The one place I suggest Air-tites, or something similar, is for crystallized silver coins. They are fragile and can break into pieces. The case helps limit impacts that could break a coin. My Tribute Penny is in an air-tite. You can see grains where a piece chipped from the edge of the coin. A second coin with similar issues, I did not protect until the coin broke. A 2X2 flip will not offer protection.
ancient coins do not need to be high grade and/or slabbed to be enjoyed and admired, scroll thru the ancients forum, lots of pics there, in all conditions, you will see that not all coins purchased are high grade and most are raw...
to be fair, this is what a poorly preserved hoard looks like where the coins were probably buried in a wooden box or cloth bag, or where the pot was smashed to pieces hundreds of years ago by a medieval plough. Some hoards produce bronze coins which come out of the ground unblemished, especially if still in the pot and usually from the centre of the clump.
Tortoise Stevex6 has the best method of grading, but I can't be bothered to look for the post. My coins are in trays and a case. Some are in quadrum capsules but I can take them out whenever I want. Doug's description of the slabbed tortoise and it's errors is a classic example why slabs are a load of old tosh.

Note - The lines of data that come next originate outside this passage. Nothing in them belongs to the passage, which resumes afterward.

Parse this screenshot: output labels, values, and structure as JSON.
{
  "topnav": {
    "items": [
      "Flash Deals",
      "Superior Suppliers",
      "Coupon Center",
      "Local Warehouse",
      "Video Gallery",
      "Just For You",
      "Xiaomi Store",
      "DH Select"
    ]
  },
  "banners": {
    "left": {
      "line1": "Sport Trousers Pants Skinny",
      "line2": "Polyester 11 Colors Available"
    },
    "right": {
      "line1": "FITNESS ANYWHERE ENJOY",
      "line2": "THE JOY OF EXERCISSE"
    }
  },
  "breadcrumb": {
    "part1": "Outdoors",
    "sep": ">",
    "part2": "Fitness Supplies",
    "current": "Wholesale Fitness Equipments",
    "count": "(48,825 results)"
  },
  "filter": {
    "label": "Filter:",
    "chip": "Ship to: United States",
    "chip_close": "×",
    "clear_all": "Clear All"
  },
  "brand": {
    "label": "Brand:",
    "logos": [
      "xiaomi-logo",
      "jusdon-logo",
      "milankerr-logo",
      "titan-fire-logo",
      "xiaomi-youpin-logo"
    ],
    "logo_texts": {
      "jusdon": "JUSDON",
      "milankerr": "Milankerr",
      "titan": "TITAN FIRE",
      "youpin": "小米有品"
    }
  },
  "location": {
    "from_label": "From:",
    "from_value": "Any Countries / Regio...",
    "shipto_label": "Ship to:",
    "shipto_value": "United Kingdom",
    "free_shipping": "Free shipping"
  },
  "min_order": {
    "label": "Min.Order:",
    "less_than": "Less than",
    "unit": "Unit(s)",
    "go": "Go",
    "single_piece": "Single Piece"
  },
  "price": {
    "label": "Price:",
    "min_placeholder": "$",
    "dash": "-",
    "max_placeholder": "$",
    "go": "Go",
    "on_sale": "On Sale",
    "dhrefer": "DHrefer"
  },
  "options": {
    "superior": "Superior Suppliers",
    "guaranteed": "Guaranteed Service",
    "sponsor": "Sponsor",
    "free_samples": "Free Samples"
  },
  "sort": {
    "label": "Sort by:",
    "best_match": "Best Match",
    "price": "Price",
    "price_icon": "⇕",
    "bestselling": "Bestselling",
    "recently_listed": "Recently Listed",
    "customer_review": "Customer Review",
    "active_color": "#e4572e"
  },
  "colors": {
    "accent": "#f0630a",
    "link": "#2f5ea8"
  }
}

@iPen / @Jwt708 You can see where I freed a coin from a slab at: https://www.cointalk.com/threads/alegandron-had-a-slam-dance.268286/page-2#post-2230730
I love Doug's post earlier, especially only buy coins YOU love. The biggest difference between ancient collectors and the "modern coin biz", (not all modern coin collectors), is we love our coins for what they ARE. We do not love them for what they are worth, or their grade, or their "condition census", or anything other nonsense. We deep down have an ingrained love of holding history in our hand, tangible proof past glory and glorious defeat.